Comment by tkejser

6 days ago

Hi All

Original author here (no, I am not an LLM).

First, a clarifying point on INFORMATION_SCHEMA. In the post I make it clear that this interface is supported by pretty much every database since the 1980s. Most tools would not exist without them. When you write an article like this - you are trying to hit a broad audience and not everyone knows that there are standards for this.

But, our design goes further and treats all metadata as data. It's joinable, persisted and acts, in every way, like all other data. Of course, some data we cannot allow you to delete - such as that in `sys.session_log` - because it is also an audit trail.

Consider, by contrast, PostgreSQL's `pg_stat_statements`. This is an aggregated, in memory, summary of recent statements. You can get a the high level view, but you cannot get every statement run and how that particular statement deviated from statements like it. You also cannot get the query plan for a statement that ran last week.

To address the obvious question: "Isn't that very expensive to store?"

Not really. Consider a pretty aggressive analytical system (not OLTP) - you get perhaps 1000 queries/sec. The query text is normalised and so is the plan - so the actual query data (runtimes, usernames, skewness, stats about various operators) is in the order of few hundred bytes. Even on a heavily used system, we are talking some double digit GB every day for a very busy system - on cheap Object Storage.
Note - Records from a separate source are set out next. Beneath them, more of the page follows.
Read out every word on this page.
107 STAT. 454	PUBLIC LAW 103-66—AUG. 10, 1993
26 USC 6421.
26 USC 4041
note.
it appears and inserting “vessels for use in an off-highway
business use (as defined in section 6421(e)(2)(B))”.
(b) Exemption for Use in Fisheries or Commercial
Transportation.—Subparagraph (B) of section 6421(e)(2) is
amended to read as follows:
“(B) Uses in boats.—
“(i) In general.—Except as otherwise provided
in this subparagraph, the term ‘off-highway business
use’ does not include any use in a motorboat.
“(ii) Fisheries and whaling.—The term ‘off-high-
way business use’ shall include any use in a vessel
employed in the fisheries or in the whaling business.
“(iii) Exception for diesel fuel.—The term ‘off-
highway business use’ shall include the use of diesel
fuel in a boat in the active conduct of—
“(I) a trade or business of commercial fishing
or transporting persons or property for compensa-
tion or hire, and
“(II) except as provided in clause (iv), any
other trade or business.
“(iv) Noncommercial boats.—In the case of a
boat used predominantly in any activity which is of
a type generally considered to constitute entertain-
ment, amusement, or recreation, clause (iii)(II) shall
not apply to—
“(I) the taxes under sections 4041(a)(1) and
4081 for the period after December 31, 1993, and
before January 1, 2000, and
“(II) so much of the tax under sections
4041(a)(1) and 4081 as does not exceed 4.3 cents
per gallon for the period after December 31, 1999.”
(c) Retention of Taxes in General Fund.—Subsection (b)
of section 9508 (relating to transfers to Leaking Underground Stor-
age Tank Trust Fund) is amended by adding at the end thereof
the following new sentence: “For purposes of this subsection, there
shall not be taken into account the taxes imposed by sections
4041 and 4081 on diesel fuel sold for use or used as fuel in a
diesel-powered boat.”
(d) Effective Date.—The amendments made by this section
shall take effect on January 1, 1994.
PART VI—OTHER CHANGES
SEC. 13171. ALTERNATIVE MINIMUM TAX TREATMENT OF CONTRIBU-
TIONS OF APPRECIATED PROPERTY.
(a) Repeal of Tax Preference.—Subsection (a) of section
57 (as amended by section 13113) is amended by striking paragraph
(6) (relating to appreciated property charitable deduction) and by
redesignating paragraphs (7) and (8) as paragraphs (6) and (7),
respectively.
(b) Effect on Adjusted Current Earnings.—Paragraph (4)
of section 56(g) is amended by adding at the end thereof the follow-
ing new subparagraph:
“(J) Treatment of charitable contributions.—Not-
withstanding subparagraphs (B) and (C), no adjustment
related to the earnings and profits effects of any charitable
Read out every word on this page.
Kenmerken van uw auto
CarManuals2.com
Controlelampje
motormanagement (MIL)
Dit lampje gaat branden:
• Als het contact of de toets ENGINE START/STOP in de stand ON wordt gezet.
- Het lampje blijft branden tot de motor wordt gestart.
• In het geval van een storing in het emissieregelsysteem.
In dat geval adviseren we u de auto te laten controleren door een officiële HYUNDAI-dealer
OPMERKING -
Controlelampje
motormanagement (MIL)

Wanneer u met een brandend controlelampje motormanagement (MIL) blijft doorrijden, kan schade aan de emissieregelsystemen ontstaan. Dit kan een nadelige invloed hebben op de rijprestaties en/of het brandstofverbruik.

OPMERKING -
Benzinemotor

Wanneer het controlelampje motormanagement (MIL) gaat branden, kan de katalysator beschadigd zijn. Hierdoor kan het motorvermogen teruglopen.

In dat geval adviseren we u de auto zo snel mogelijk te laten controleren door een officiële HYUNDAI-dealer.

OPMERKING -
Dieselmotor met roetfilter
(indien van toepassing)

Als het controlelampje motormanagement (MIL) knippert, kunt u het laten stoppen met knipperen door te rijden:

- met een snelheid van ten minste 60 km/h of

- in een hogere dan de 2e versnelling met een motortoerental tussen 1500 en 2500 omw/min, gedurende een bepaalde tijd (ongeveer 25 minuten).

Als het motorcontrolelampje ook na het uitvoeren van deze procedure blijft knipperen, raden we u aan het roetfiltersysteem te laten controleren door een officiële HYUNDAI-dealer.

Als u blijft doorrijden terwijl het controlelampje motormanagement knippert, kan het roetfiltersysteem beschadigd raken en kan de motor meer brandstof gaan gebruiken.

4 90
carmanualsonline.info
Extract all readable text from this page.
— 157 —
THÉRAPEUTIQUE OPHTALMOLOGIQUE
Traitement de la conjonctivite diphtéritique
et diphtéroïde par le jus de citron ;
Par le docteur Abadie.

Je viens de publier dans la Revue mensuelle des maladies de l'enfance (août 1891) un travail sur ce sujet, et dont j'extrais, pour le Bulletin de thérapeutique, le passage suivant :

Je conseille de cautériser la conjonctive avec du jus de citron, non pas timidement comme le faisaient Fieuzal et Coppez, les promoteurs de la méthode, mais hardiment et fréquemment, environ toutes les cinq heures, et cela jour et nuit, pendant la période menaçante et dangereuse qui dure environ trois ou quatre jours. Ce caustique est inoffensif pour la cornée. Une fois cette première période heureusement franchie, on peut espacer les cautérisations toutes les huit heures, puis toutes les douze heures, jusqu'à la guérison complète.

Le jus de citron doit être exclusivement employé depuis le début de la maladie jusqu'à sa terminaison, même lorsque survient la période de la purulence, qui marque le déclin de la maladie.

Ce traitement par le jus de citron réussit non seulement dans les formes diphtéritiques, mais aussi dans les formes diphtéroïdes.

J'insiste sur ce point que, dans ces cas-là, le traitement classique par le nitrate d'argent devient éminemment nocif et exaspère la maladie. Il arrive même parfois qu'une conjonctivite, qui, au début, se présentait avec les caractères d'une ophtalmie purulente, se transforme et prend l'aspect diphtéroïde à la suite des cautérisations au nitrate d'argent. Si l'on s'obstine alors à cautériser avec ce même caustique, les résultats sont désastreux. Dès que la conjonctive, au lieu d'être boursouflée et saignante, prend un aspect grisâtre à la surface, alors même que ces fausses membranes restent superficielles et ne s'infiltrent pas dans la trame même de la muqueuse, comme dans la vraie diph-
Your company web servers store orders of magnitude more data than that in their logs.

With a bit of data rotation - you can keep the aggregates sizes over time manageable.

What stats do we store about queries?

- Rows in each node (count, not the actual row data as that would be a PII problem) - Various runtimes - Metadata about who, when and where (ex: cluster location)

Again, these are tiny amounts of data in the grand schema of things. But somehow our industry accepts that our web servers store all that - but our open source databases don't (this level of detail is not controversial in the old school databases by the way).

Of course, we can go further than just measuring the query plan.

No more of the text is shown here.